General information
- Location: Birmingham England
- Coordinates: 52°28′56″N 1°52′45″W﻿ / ﻿52.4822°N 1.8791°W
- Platforms: 2

Other information
- Status: Disused

History
- Original company: London and North Western Railway
- Pre-grouping: London and North Western Railway

Key dates
- 1 October 1854: Opened
- 1 March 1869: Closed

Location

= Lawley Street railway station (London and North Western Railway) =

Disused railway station in Birmingham, United Kingdom

Lawley Street railway station was opened in 1854 by the London and North Western Railway in Birmingham, England.

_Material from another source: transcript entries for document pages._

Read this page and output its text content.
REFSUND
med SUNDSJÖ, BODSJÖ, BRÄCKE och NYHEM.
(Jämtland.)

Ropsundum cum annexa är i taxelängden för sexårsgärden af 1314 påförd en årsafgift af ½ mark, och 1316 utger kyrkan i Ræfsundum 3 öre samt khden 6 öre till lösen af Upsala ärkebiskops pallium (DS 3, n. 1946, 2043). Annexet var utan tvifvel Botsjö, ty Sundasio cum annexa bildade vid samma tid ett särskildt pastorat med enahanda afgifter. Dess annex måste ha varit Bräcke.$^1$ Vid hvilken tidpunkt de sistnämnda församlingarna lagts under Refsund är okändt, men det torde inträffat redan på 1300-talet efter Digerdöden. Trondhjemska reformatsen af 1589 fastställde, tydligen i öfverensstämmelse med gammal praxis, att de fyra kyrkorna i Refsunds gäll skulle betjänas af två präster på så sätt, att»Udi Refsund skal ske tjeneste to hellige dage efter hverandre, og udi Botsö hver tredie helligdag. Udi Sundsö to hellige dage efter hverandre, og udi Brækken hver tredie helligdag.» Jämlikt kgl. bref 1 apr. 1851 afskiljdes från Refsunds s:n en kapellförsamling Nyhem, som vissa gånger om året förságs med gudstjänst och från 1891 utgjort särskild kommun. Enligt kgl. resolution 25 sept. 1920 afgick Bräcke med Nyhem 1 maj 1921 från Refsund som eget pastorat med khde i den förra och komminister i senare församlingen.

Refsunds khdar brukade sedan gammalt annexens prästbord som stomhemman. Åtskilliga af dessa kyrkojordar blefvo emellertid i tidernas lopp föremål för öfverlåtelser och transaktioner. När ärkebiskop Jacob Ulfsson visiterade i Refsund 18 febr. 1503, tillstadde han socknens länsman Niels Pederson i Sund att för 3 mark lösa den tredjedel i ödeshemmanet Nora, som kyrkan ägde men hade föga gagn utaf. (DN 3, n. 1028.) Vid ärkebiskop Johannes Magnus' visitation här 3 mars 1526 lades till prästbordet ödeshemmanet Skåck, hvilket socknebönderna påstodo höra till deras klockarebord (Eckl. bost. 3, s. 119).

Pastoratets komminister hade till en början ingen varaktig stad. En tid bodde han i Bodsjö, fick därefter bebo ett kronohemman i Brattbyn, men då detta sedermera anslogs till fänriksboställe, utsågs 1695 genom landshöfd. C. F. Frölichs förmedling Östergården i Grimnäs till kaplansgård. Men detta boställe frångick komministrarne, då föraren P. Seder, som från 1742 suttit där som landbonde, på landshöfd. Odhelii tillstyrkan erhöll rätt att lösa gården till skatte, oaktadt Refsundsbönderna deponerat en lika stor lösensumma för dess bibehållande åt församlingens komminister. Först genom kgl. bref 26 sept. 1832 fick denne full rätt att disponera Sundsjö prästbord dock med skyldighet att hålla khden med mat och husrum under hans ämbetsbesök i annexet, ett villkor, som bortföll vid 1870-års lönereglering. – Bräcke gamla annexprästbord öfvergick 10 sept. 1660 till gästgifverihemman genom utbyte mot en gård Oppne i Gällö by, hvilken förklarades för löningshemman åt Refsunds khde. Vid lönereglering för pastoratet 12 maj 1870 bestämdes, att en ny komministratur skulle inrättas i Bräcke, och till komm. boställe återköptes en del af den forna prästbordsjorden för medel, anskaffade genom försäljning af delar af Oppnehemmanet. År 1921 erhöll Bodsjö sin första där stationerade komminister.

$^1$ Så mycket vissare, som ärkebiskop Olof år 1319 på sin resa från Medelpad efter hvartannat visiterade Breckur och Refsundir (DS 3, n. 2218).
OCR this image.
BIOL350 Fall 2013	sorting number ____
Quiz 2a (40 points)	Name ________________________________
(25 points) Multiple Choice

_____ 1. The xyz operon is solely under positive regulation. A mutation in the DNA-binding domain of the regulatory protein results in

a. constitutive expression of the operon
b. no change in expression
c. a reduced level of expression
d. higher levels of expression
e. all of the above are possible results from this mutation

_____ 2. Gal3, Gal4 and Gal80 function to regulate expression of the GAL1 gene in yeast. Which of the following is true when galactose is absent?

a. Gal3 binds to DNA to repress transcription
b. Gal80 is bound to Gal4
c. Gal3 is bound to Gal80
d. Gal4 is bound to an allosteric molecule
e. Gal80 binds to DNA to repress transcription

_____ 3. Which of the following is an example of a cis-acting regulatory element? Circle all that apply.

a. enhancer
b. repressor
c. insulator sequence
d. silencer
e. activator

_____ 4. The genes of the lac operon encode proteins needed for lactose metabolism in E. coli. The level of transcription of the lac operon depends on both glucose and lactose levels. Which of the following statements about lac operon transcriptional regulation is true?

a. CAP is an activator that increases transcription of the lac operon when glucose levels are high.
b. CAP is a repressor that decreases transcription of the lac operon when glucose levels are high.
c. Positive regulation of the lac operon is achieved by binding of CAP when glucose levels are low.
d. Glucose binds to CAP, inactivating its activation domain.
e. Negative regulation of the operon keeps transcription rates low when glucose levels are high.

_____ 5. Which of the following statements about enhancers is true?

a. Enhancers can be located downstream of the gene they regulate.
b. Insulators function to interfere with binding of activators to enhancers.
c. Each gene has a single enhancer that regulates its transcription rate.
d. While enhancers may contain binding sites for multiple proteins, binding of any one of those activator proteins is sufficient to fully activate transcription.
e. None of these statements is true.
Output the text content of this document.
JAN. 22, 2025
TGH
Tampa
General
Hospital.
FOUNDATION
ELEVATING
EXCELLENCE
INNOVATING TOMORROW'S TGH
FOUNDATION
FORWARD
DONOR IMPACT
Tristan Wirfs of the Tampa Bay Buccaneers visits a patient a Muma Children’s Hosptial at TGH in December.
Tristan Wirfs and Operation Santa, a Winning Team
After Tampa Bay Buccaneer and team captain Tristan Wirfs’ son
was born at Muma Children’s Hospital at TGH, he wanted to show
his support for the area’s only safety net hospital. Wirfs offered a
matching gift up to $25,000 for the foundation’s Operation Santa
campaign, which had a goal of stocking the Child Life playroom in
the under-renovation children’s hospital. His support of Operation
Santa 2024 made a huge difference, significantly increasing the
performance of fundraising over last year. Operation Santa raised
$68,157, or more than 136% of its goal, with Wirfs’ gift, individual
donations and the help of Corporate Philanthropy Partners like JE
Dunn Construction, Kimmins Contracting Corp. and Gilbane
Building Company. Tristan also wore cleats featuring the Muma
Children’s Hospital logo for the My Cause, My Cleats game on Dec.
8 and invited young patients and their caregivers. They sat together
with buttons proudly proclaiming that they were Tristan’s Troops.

It was closed in 1869.

==History==
The station was opened on 1 October 1854 by the London and North Western Railway between Birmingham New Street and Vauxhall goods station on the Lawley Street viaduct of the former Grand Junction Railway, approximately 150 metres northwest of the separate Birmingham and Derby Junction Railway Lawley Street terminus sited on lower ground, which by then was operated as a goods station by the rival Midland Railway. The LNWR station was located approximately three quarters of a mile from New Street station. The station was served by trains running between New Street and Walsall.

The station was closed on 1 March 1869 and replaced with the rebuilt Vauxhall (now Duddeston) station, which was reopened to passengers the same day.